La nuova riforma del mercato del lavoro e degli ammortizzatori sociali, «imprescindibile dopo la riforma delle pensioni», serve a liberare energie positive ma da sola non basterà per la crescita del Paese. Per far tornare l'economia italiana sulla strada dello sviluppo non basta combattere la precarietà e l'esclusione, deve aumentare stabilmente l'occupazione di qualità e la produttività di tutti i fattori, perché sono queste le uniche leve su cui si può contare in un Paese penalizzato da una transizione demografica più intesa rispetto a quella degli altri partner europei.
Ieri Elsa Fornero ha parlato dell'importanza strategica della riforma su cui è impegnata ormai da mesi in termini generali e in un'occasione particolarissima, la sesta edizione della cerimonia per il Premio Marco Biagi, organizzata dal Resto del Carlino a Bologna in coincidenza con il decennale dell'assassinio del giuslavorista autore del Libro Bianco da cui è scaturita la legge 30 del 2003. Chiamando in causa il professore ucciso da un commando Br il 19 marzo 2002, il ministro s'è detta convinta che in questa riforma «non c'è un'assenza di Marco Biagi, anzi c'é continuità in molti aspetti, gli stessi che noi cerchiamo di portare negli accordi coi sindacati». L'auspicio, in queste ultime fasi della trattativa, è che prevalga la concordia: «vogliamo andare ad un accordo che superi le divisioni e le impostazioni un pò ideologiche», ha aggiunto Fornero, sapendo che in questo momento esistono le circostante favorevoli per una riforma di ampia portata.

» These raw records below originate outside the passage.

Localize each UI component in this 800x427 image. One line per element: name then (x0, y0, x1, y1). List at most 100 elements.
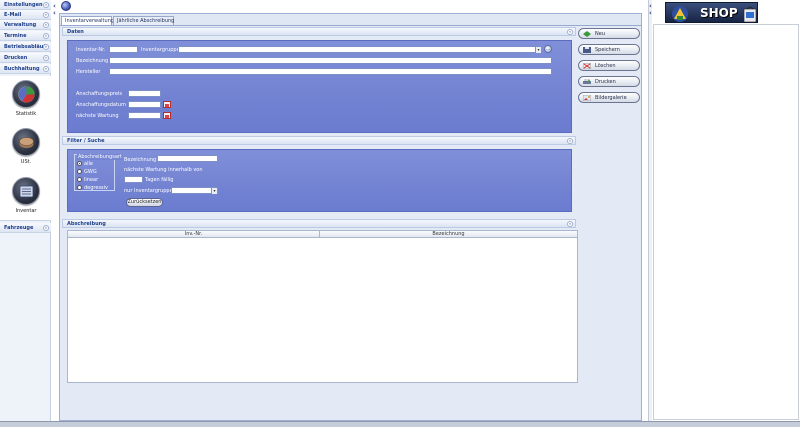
table-header: Inv.-Nr. Bezeichnung (68, 231, 577, 238)
shop-banner[interactable]: SHOP (665, 2, 758, 23)
save-button[interactable]: Speichern (578, 44, 640, 55)
gallery-button-label: Bildergalerie (595, 95, 627, 101)
chevron-down-icon: » (43, 55, 49, 61)
nav-item-buchhaltung[interactable]: Buchhaltung « (0, 64, 51, 74)
chevron-down-icon: » (43, 22, 49, 28)
shop-banner-text: SHOP (700, 6, 738, 20)
print-button-label: Drucken (595, 79, 616, 85)
filter-bezeichnung-field[interactable] (157, 155, 218, 162)
radio-dot[interactable] (77, 185, 82, 190)
main-window: Inventarverwaltung Jährliche Abschreibun… (59, 13, 642, 421)
column-header-bezeichnung[interactable]: Bezeichnung (320, 231, 577, 238)
bezeichnung-label: Bezeichnung (76, 58, 109, 64)
delete-button[interactable]: Löschen (578, 60, 640, 71)
save-button-label: Speichern (595, 47, 620, 53)
statistik-label: Statistik (15, 111, 37, 117)
chevron-down-icon: » (43, 33, 49, 39)
nav-item-drucken[interactable]: Drucken » (0, 53, 51, 63)
buchhaltung-panel: Statistik USt. Inventar (0, 76, 51, 221)
nav-item-fahrzeuge[interactable]: Fahrzeuge » (0, 223, 51, 233)
wartung-label: nächste Wartung innerhalb von (124, 167, 203, 173)
anschaffungsdatum-label: Anschaffungsdatum (76, 102, 126, 108)
radio-alle[interactable]: alle (77, 161, 113, 167)
chevron-down-icon: » (43, 225, 49, 231)
radio-label: alle (84, 161, 93, 167)
nav-item-label: Verwaltung (4, 22, 37, 28)
statistik-button[interactable]: Statistik (9, 80, 43, 120)
inventory-icon (12, 177, 40, 205)
tab-content: Daten « Inventar-Nr. Inventargruppe ▾ … … (60, 25, 641, 420)
inventargruppe-select[interactable]: ▾ (178, 46, 542, 53)
nav-item-email[interactable]: E-Mail » (0, 10, 51, 20)
add-group-button[interactable]: … (544, 45, 552, 53)
radio-label: linear (84, 177, 99, 183)
nav-item-label: E-Mail (4, 12, 22, 18)
inventar-label: Inventar (15, 208, 37, 214)
chevron-up-icon[interactable]: « (567, 29, 573, 35)
chevron-down-icon: » (43, 44, 49, 50)
calendar-icon[interactable] (163, 112, 171, 119)
radio-dot[interactable] (77, 177, 82, 182)
coin-icon (12, 128, 40, 156)
reset-button[interactable]: Zurücksetzen (126, 198, 163, 207)
delete-button-label: Löschen (595, 63, 616, 69)
daten-header[interactable]: Daten « (62, 27, 576, 36)
nav-item-betriebsablaeufe[interactable]: Betriebsabläufe » (0, 42, 51, 52)
app-logo-icon[interactable] (61, 1, 71, 11)
daten-title: Daten (67, 29, 84, 35)
chevron-down-icon[interactable]: ▾ (211, 188, 217, 194)
inventargruppe-label: Inventargruppe (141, 47, 180, 53)
anschaffungspreis-field[interactable] (128, 90, 161, 97)
shop-pane: SHOP (652, 0, 800, 421)
new-button[interactable]: Neu (578, 28, 640, 39)
nav-item-label: Einstellungen (4, 2, 43, 8)
radio-dot[interactable] (77, 169, 82, 174)
abschreibung-title: Abschreibung (67, 221, 106, 227)
nav-item-label: Termine (4, 33, 27, 39)
inventar-nr-field[interactable] (109, 46, 138, 53)
chevron-up-icon: « (43, 66, 49, 72)
radio-gwg[interactable]: GWG (77, 169, 113, 175)
radio-linear[interactable]: linear (77, 177, 113, 183)
nav-item-einstellungen[interactable]: Einstellungen » (0, 0, 51, 10)
filter-header[interactable]: Filter / Suche « (62, 136, 576, 145)
ust-button[interactable]: USt. (9, 128, 43, 168)
gallery-button[interactable]: Bildergalerie (578, 92, 640, 103)
abschreibung-header[interactable]: Abschreibung « (62, 219, 576, 228)
radio-degressiv[interactable]: degressiv (77, 185, 113, 191)
radio-dot[interactable] (77, 161, 82, 166)
nav-item-termine[interactable]: Termine » (0, 31, 51, 41)
sidebar: Einstellungen » E-Mail » Verwaltung » Te… (0, 0, 51, 421)
collapse-sidebar-icon[interactable]: ‹ ‹ (53, 3, 56, 17)
filter-section: Filter / Suche « Abschreibungsart alle G… (62, 136, 576, 214)
bezeichnung-field[interactable] (109, 57, 552, 64)
gallery-icon (583, 95, 591, 101)
gruppe-select[interactable]: ▾ (171, 187, 218, 194)
shopping-bag-icon (743, 6, 757, 22)
nav-item-label: Buchhaltung (4, 66, 40, 72)
tage-field[interactable] (124, 176, 143, 183)
delete-icon (583, 63, 591, 69)
hersteller-field[interactable] (109, 68, 552, 75)
daten-body: Inventar-Nr. Inventargruppe ▾ … Bezeichn… (67, 40, 572, 133)
anschaffungsdatum-field[interactable] (128, 101, 161, 108)
calendar-icon[interactable] (163, 101, 171, 108)
column-header-inv-nr[interactable]: Inv.-Nr. (68, 231, 320, 238)
abschreibung-table: Inv.-Nr. Bezeichnung (67, 230, 578, 383)
inventar-button[interactable]: Inventar (9, 177, 43, 217)
filter-bezeichnung-label: Bezeichnung (124, 157, 157, 163)
anschaffungspreis-label: Anschaffungspreis (76, 91, 122, 97)
print-icon (583, 79, 591, 84)
print-button[interactable]: Drucken (578, 76, 640, 87)
chevron-down-icon[interactable]: ▾ (535, 47, 541, 53)
chevron-up-icon[interactable]: « (567, 138, 573, 144)
status-bar (0, 421, 800, 427)
gruppe-label: nur Inventargruppe (124, 188, 173, 194)
naechste-wartung-field[interactable] (128, 112, 161, 119)
inventar-nr-label: Inventar-Nr. (76, 47, 106, 53)
nav-item-verwaltung[interactable]: Verwaltung » (0, 20, 51, 30)
radio-label: degressiv (84, 185, 109, 191)
chevron-up-icon[interactable]: « (567, 221, 573, 227)
hersteller-label: Hersteller (76, 69, 101, 75)
abschreibung-section: Abschreibung « Inv.-Nr. Bezeichnung (62, 219, 578, 399)
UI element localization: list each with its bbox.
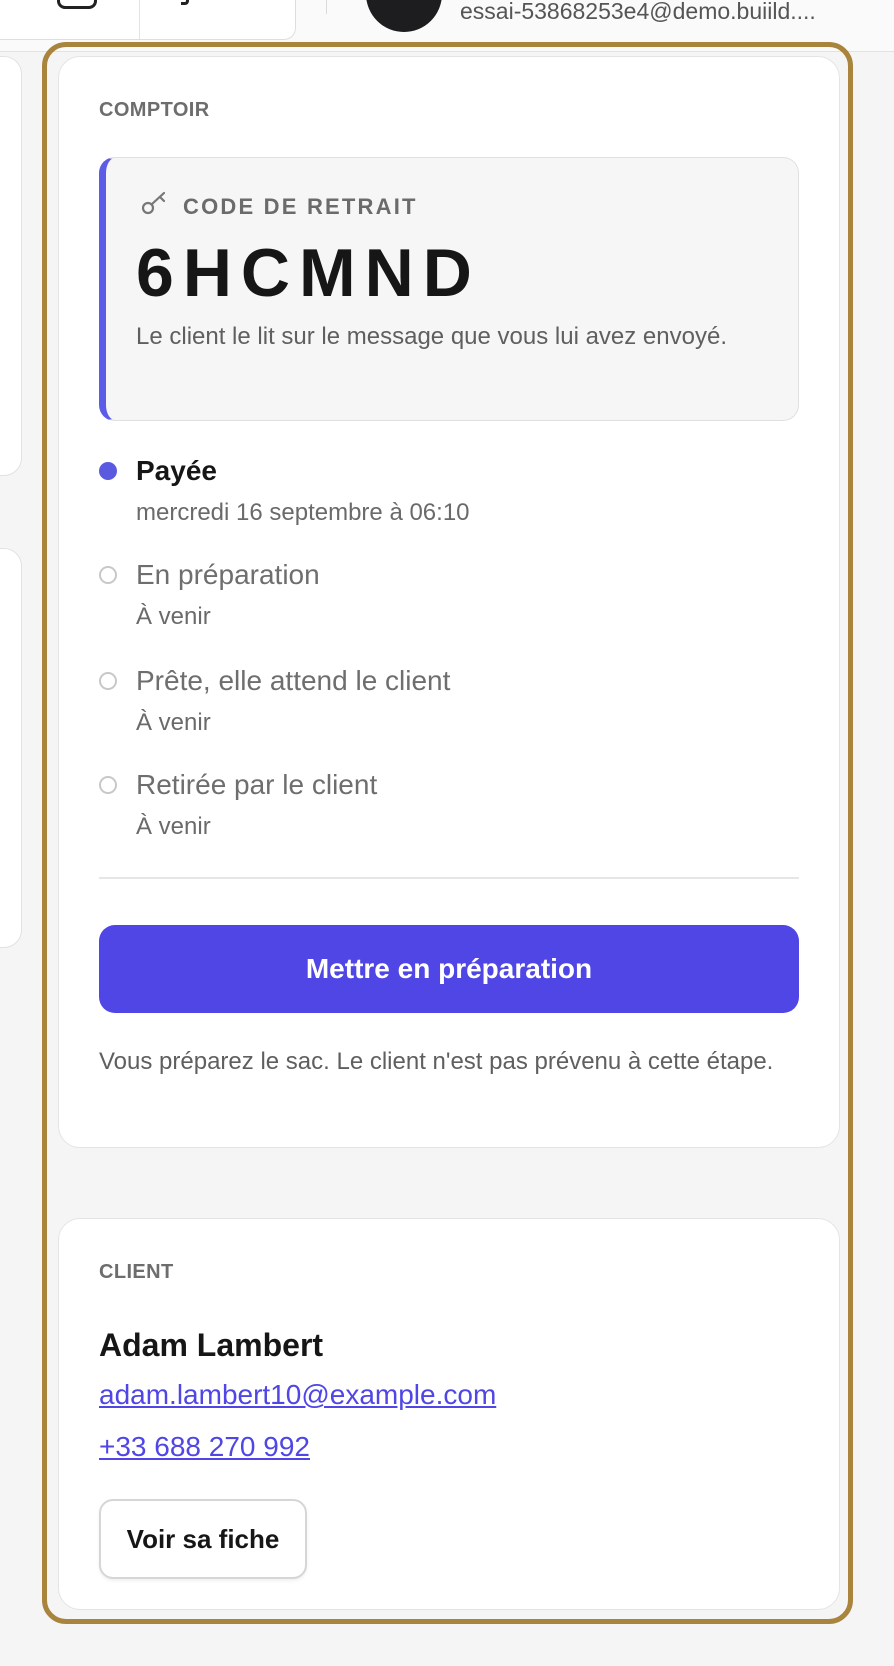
section-label-counter: COMPTOIR bbox=[99, 99, 210, 121]
status-step-title: Prête, elle attend le client bbox=[136, 665, 451, 696]
segment-divider bbox=[139, 0, 140, 39]
left-card-partial bbox=[0, 548, 22, 948]
status-step-subtitle: À venir bbox=[136, 603, 211, 630]
divider bbox=[99, 877, 799, 879]
client-phone-link[interactable]: +33 688 270 992 bbox=[99, 1431, 310, 1463]
view-switcher[interactable] bbox=[0, 0, 296, 40]
avatar[interactable] bbox=[366, 0, 442, 32]
left-card-partial bbox=[0, 56, 22, 476]
status-step-subtitle: À venir bbox=[136, 813, 211, 840]
status-step-title: Retirée par le client bbox=[136, 769, 378, 800]
view-icon[interactable] bbox=[57, 0, 97, 9]
pickup-code-hint: Le client le lit sur le message que vous… bbox=[136, 323, 727, 350]
status-dot-pending bbox=[99, 776, 117, 794]
client-card: CLIENT Adam Lambert adam.lambert10@examp… bbox=[58, 1218, 840, 1610]
pickup-code-box: CODE DE RETRAIT 6HCMND Le client le lit … bbox=[99, 157, 799, 421]
start-preparation-hint: Vous préparez le sac. Le client n'est pa… bbox=[99, 1048, 774, 1075]
pickup-code-label: CODE DE RETRAIT bbox=[183, 194, 418, 219]
start-preparation-button[interactable]: Mettre en préparation bbox=[99, 925, 799, 1013]
counter-card: COMPTOIR CODE DE RETRAIT 6HCMND Le clien… bbox=[58, 56, 840, 1148]
client-email-link[interactable]: adam.lambert10@example.com bbox=[99, 1379, 496, 1411]
status-dot-pending bbox=[99, 566, 117, 584]
status-step-date: mercredi 16 septembre à 06:10 bbox=[136, 499, 470, 526]
client-name: Adam Lambert bbox=[99, 1327, 324, 1363]
status-step-title: En préparation bbox=[136, 559, 320, 590]
header-divider bbox=[326, 0, 327, 14]
section-label-client: CLIENT bbox=[99, 1261, 174, 1283]
key-icon bbox=[141, 191, 166, 215]
status-dot-done bbox=[99, 462, 117, 480]
status-step-title: Payée bbox=[136, 455, 217, 486]
status-dot-pending bbox=[99, 672, 117, 690]
view-client-profile-button[interactable]: Voir sa fiche bbox=[99, 1499, 307, 1579]
status-step-subtitle: À venir bbox=[136, 709, 211, 736]
chevron-down-icon[interactable] bbox=[181, 0, 189, 5]
pickup-code-value: 6HCMND bbox=[136, 235, 481, 311]
account-email[interactable]: essai-53868253e4@demo.buiild.... bbox=[460, 0, 860, 25]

Se ne riparlerà oggi a Milano, nel corso di un incontro informale con tutte le rappresentanze delle parti sociali.
Ieri il ministro ha anche messo in guardia sul carico eccessivo di aspettative che si sono cumulate nelle ultime settimane: «quasi che la riforma fosse la soluzione taumaturgica di ogni male, la medicina risolutiva». I nostri «mali italiani sono profondi – ha poi aggiunto – e hanno bisogno di medicine diverse e a diverso grado di contrasto della malattia». Tra i diversi capitoli della riforma Fornero ha scelto la nuova Assicurazione sociale per l'impiego (Aspi), l'ammortizzatore universale contro il rischio disoccupazione, per descrivere come grazie a strumenti come questo si possa uscire da uno schema di regole «che oggi non tutela i lavoratore ma spesso, come nel caso della mobilità, lo tiene legato a un'impresa in crisi che non ha più futuro».
Poi, rivolgendosi al presidente della Regione Emilia Romagna, Vasco Errani, che è anche il numero uno della Conferenza delle Regioni, il ministro ha chiesto il massimo sforzo per l'adeguamento di tutta la struttura delle politiche attive per il lavoro e anche delle nuove regole dell'apprendistato, sui cui è in corso la definizione delle offerte formative previste dal nuovo Testo unico approvato con il decreto legislativo dell'anno scorso.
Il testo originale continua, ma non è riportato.